What Treatments Alter the Course of Chronic Fatigue Syndrome? Evidence from a Multi-Site Clinical Epidemiology Study
Lucinda Bateman, M.D., Adjunct Assistant Professor, Department of Anesthesiology, University of Utah
“Dan Peterson’s patients listed traditional medicine as their most effective treatments, and Lucinda Bateman’s patients were more likely to list self-help strategies. This likely reflects their interests.
Patient-identified effective treatments
Initial and current severity of 9 CFS symptoms from Fukada criteria + orthostatic intolerance
- Self-help strategies 65% (rest including efforts to improve sleep and pacing, diet, exercise like strength conditioning)
- Traditional medicine 53% prescription medications and vitamins, OTC medications, herbal remedies, acupuncture, massage
- Dan’s clinic: traditional medicine listed as the more effective treatment of major symptomology of illness v.

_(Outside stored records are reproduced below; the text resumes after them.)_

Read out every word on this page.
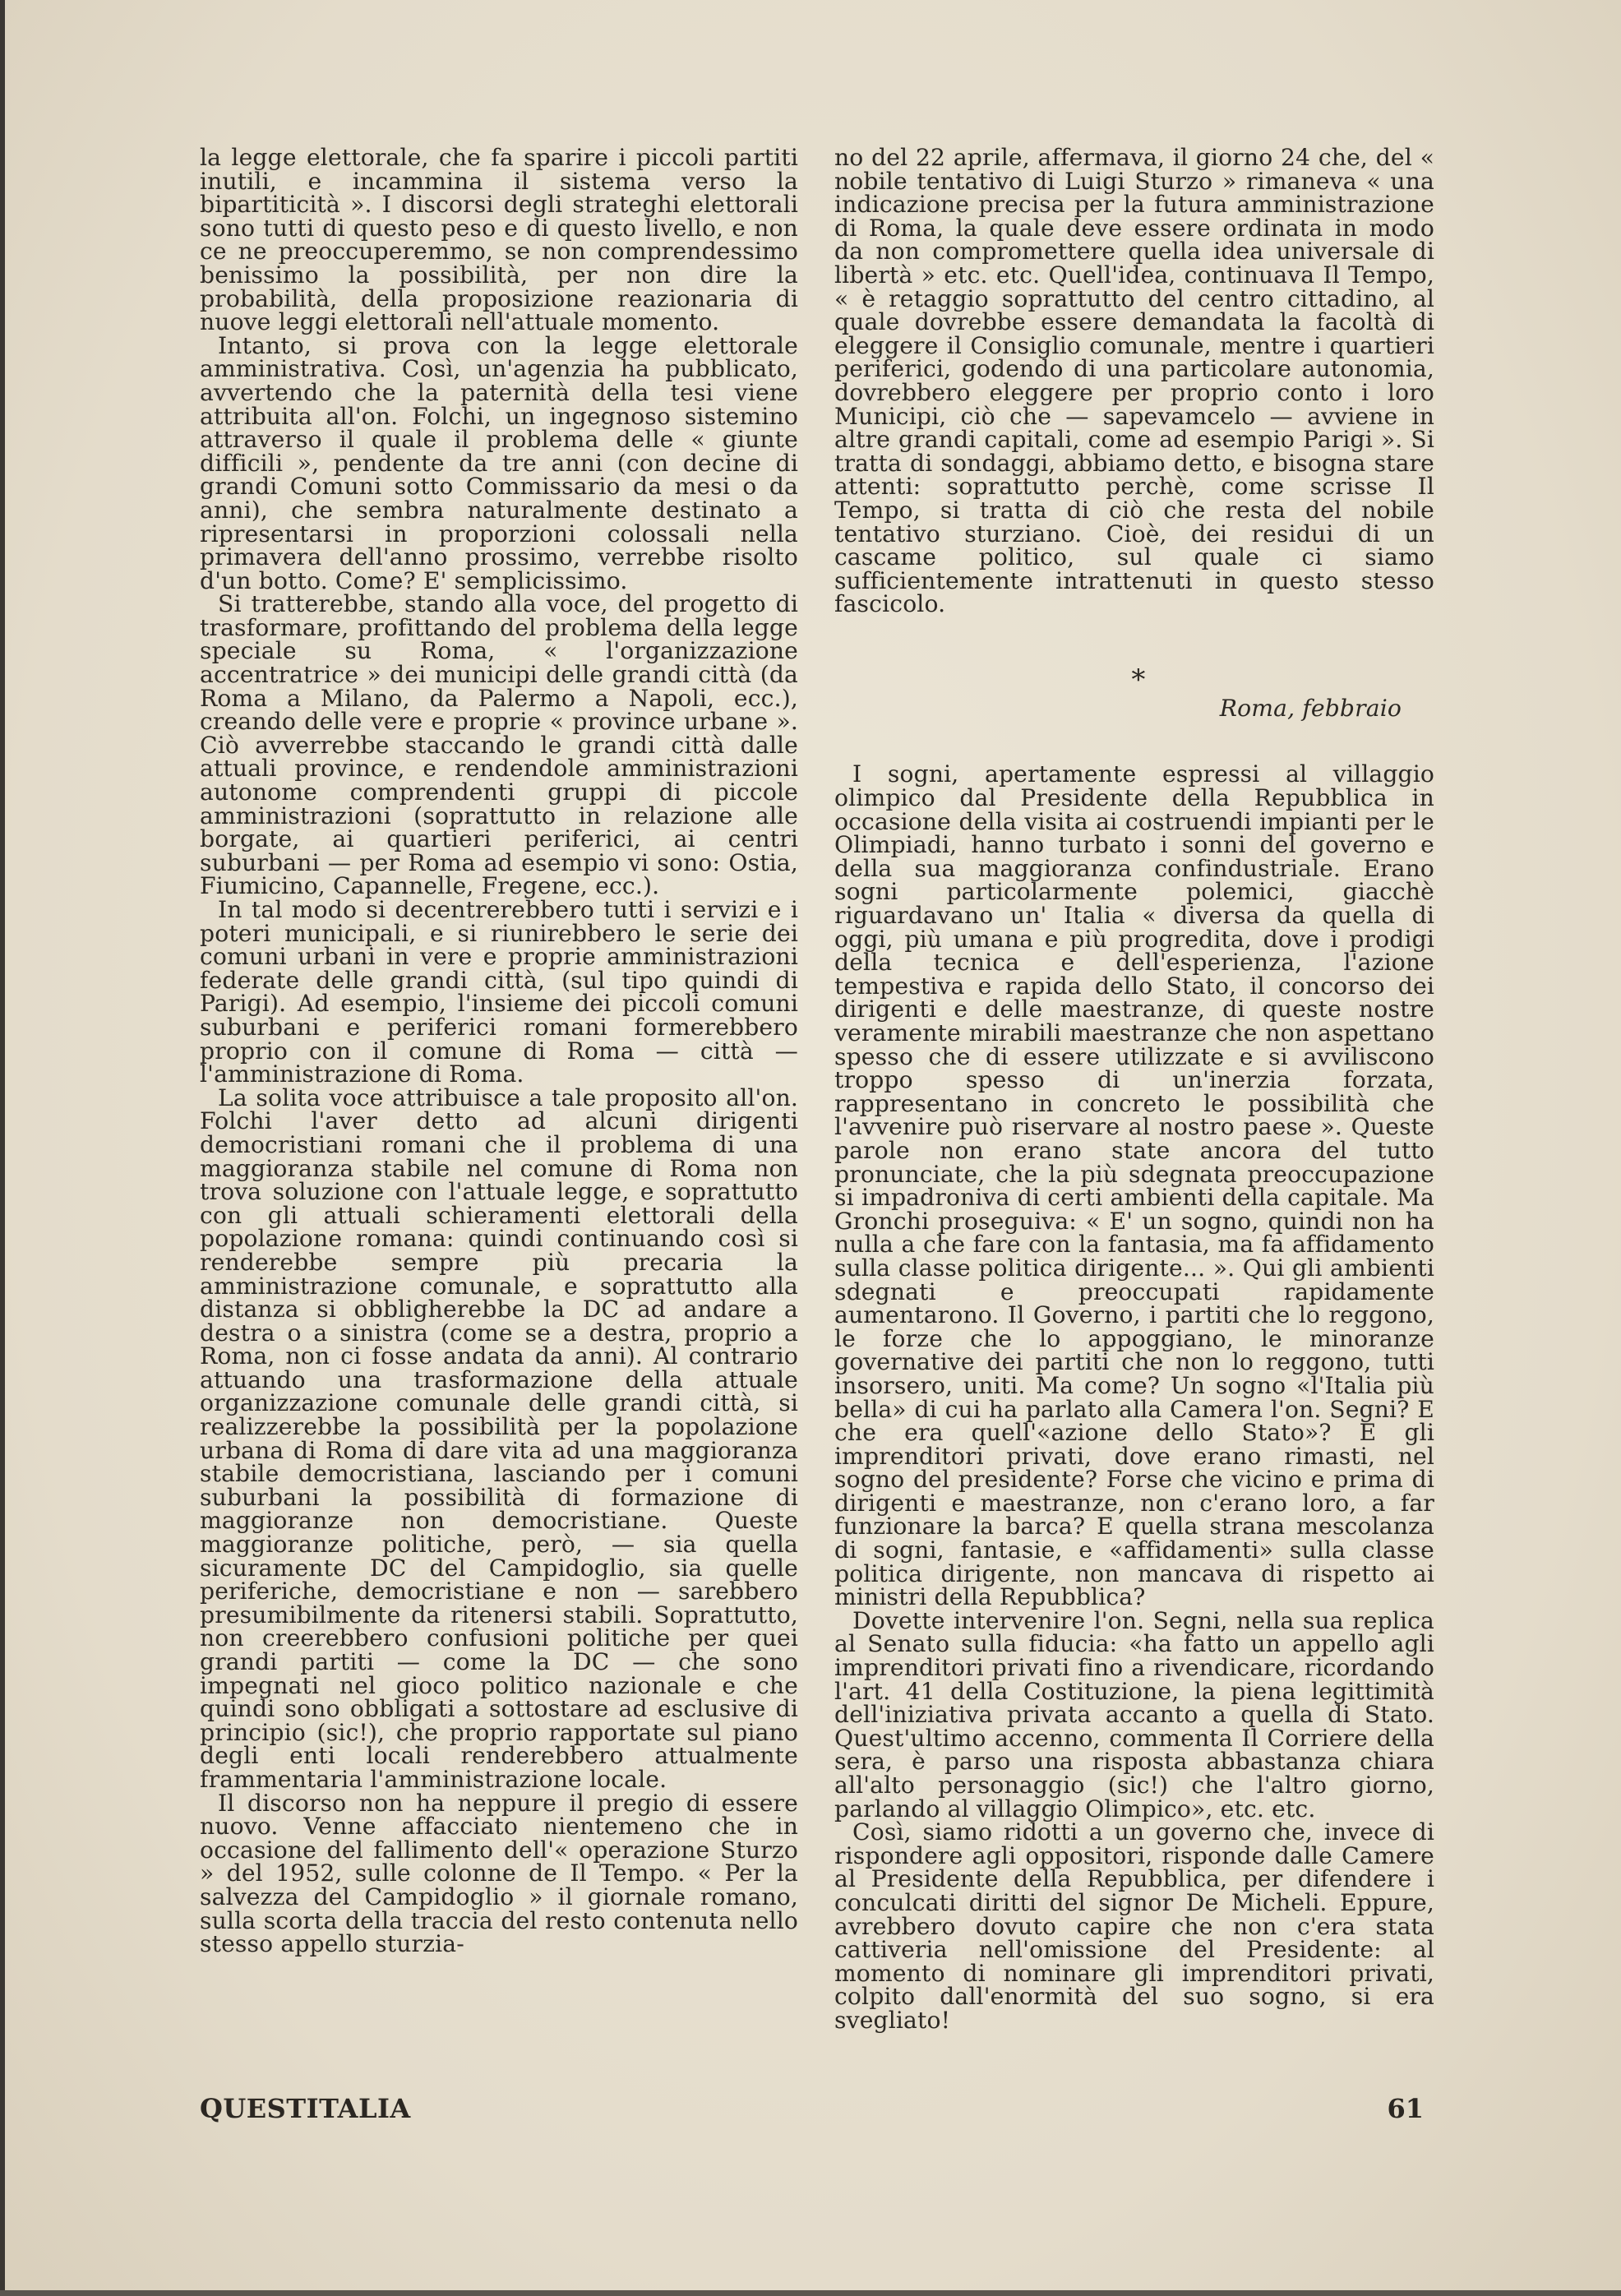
la legge elettorale, che fa sparire i piccoli partiti inutili, e incammina il sistema verso la bipartiticità ». I discorsi degli strateghi elettorali sono tutti di questo peso e di questo livello, e non ce ne preoccuperemmo, se non comprendessimo benissimo la possibilità, per non dire la probabilità, della proposizione reazionaria di nuove leggi elettorali nell'attuale momento.

Intanto, si prova con la legge elettorale amministrativa. Così, un'agenzia ha pubblicato, avvertendo che la paternità della tesi viene attribuita all'on. Folchi, un ingegnoso sistemino attraverso il quale il problema delle « giunte difficili », pendente da tre anni (con decine di grandi Comuni sotto Commissario da mesi o da anni), che sembra naturalmente destinato a ripresentarsi in proporzioni colossali nella primavera dell'anno prossimo, verrebbe risolto d'un botto. Come? E' semplicissimo.

Si tratterebbe, stando alla voce, del progetto di trasformare, profittando del problema della legge speciale su Roma, « l'organizzazione accentratrice » dei municipi delle grandi città (da Roma a Milano, da Palermo a Napoli, ecc.), creando delle vere e proprie « province urbane ». Ciò avverrebbe staccando le grandi città dalle attuali province, e rendendole amministrazioni autonome comprendenti gruppi di piccole amministrazioni (soprattutto in relazione alle borgate, ai quartieri periferici, ai centri suburbani — per Roma ad esempio vi sono: Ostia, Fiumicino, Capannelle, Fregene, ecc.).

In tal modo si decentrerebbero tutti i servizi e i poteri municipali, e si riunirebbero le serie dei comuni urbani in vere e proprie amministrazioni federate delle grandi città, (sul tipo quindi di Parigi). Ad esempio, l'insieme dei piccoli comuni suburbani e periferici romani formerebbero proprio con il comune di Roma — città — l'amministrazione di Roma.

La solita voce attribuisce a tale proposito all'on. Folchi l'aver detto ad alcuni dirigenti democristiani romani che il problema di una maggioranza stabile nel comune di Roma non trova soluzione con l'attuale legge, e soprattutto con gli attuali schieramenti elettorali della popolazione romana: quindi continuando così si renderebbe sempre più precaria la amministrazione comunale, e soprattutto alla distanza si obbligherebbe la DC ad andare a destra o a sinistra (come se a destra, proprio a Roma, non ci fosse andata da anni). Al contrario attuando una trasformazione della attuale organizzazione comunale delle grandi città, si realizzerebbe la possibilità per la popolazione urbana di Roma di dare vita ad una maggioranza stabile democristiana, lasciando per i comuni suburbani la possibilità di formazione di maggioranze non democristiane. Queste maggioranze politiche, però, — sia quella sicuramente DC del Campidoglio, sia quelle periferiche, democristiane e non — sarebbero presumibilmente da ritenersi stabili. Soprattutto, non creerebbero confusioni politiche per quei grandi partiti — come la DC — che sono impegnati nel gioco politico nazionale e che quindi sono obbligati a sottostare ad esclusive di principio (sic!), che proprio rapportate sul piano degli enti locali renderebbero attualmente frammentaria l'amministrazione locale.

Il discorso non ha neppure il pregio di essere nuovo. Venne affacciato nientemeno che in occasione del fallimento dell'« operazione Sturzo » del 1952, sulle colonne de Il Tempo. « Per la salvezza del Campidoglio » il giornale romano, sulla scorta della traccia del resto contenuta nello stesso appello sturzia-

no del 22 aprile, affermava, il giorno 24 che, del « nobile tentativo di Luigi Sturzo » rimaneva « una indicazione precisa per la futura amministrazione di Roma, la quale deve essere ordinata in modo da non compromettere quella idea universale di libertà » etc. etc. Quell'idea, continuava Il Tempo, « è retaggio soprattutto del centro cittadino, al quale dovrebbe essere demandata la facoltà di eleggere il Consiglio comunale, mentre i quartieri periferici, godendo di una particolare autonomia, dovrebbero eleggere per proprio conto i loro Municipi, ciò che — sapevamcelo — avviene in altre grandi capitali, come ad esempio Parigi ». Si tratta di sondaggi, abbiamo detto, e bisogna stare attenti: soprattutto perchè, come scrisse Il Tempo, si tratta di ciò che resta del nobile tentativo sturziano. Cioè, dei residui di un cascame politico, sul quale ci siamo sufficientemente intrattenuti in questo stesso fascicolo.

*
Roma, febbraio

I sogni, apertamente espressi al villaggio olimpico dal Presidente della Repubblica in occasione della visita ai costruendi impianti per le Olimpiadi, hanno turbato i sonni del governo e della sua maggioranza confindustriale. Erano sogni particolarmente polemici, giacchè riguardavano un' Italia « diversa da quella di oggi, più umana e più progredita, dove i prodigi della tecnica e dell'esperienza, l'azione tempestiva e rapida dello Stato, il concorso dei dirigenti e delle maestranze, di queste nostre veramente mirabili maestranze che non aspettano spesso che di essere utilizzate e si avviliscono troppo spesso di un'inerzia forzata, rappresentano in concreto le possibilità che l'avvenire può riservare al nostro paese ». Queste parole non erano state ancora del tutto pronunciate, che la più sdegnata preoccupazione si impadroniva di certi ambienti della capitale. Ma Gronchi proseguiva: « E' un sogno, quindi non ha nulla a che fare con la fantasia, ma fa affidamento sulla classe politica dirigente... ». Qui gli ambienti sdegnati e preoccupati rapidamente aumentarono. Il Governo, i partiti che lo reggono, le forze che lo appoggiano, le minoranze governative dei partiti che non lo reggono, tutti insorsero, uniti. Ma come? Un sogno «l'Italia più bella» di cui ha parlato alla Camera l'on. Segni? E che era quell'«azione dello Stato»? E gli imprenditori privati, dove erano rimasti, nel sogno del presidente? Forse che vicino e prima di dirigenti e maestranze, non c'erano loro, a far funzionare la barca? E quella strana mescolanza di sogni, fantasie, e «affidamenti» sulla classe politica dirigente, non mancava di rispetto ai ministri della Repubblica?

Dovette intervenire l'on. Segni, nella sua replica al Senato sulla fiducia: «ha fatto un appello agli imprenditori privati fino a rivendicare, ricordando l'art. 41 della Costituzione, la piena legittimità dell'iniziativa privata accanto a quella di Stato. Quest'ultimo accenno, commenta Il Corriere della sera, è parso una risposta abbastanza chiara all'alto personaggio (sic!) che l'altro giorno, parlando al villaggio Olimpico», etc. etc.

Così, siamo ridotti a un governo che, invece di rispondere agli oppositori, risponde dalle Camere al Presidente della Repubblica, per difendere i conculcati diritti del signor De Micheli. Eppure, avrebbero dovuto capire che non c'era stata cattiveria nell'omissione del Presidente: al momento di nominare gli imprenditori privati, colpito dall'enormità del suo sogno, si era svegliato!

QUESTITALIA	61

Bateman clinic: empower patients to live with this illness (self-help strategies, value and manage health over time):
- Variables that may reflect the clinic differences including patient age, stage of disease, location?
- Autoimmune diseases (including hypothyroidism) more associated with traditional medicine (since that seems to help them the best)
- Neurological diseases –> complementary medicine
Summary: self help and traditional medicine are the most effective treatment types in CFS patient population but vary in magnitude by site
Treatment type effectiveness varies by:
- Severity of initial symptoms
- Initial symptom cluster severity
- Current health status and functioning
- Remission (ever)
- Number of comorbid conditions
- Cancer diagnoses by system: skin, blood, nervous system, thyroid, colon/liver/pancreas, kidney/bladder, breast, cervix/uterus/endometrium/ovary, prostate
- Prevalence of any cancer: 15.5%
- Excluding skin cancer, prevalence of any cancer: 8.1%
- Prevalence of any cancer in US: 4.1%
Question and Answer session:
Q: How do comorbid conditions related with CFS compare to the percentages of the normal healthy population?
A: great question and study will result soon
Q: On neurological symptoms?
A: slides depicted mild improvements across wide range of the symptoms (including neurological ones); other epidemiology studies with more granular information about neurological symptoms are taking place beyond CFS community, but they can’t definitively make any statements about neurological symptoms specifically
Q: Why does it seem that most of the highest improvements corresponds with the type of clinic (Peterson’s traditional medicine v. Bateman’s lifestyle and symptom management example)?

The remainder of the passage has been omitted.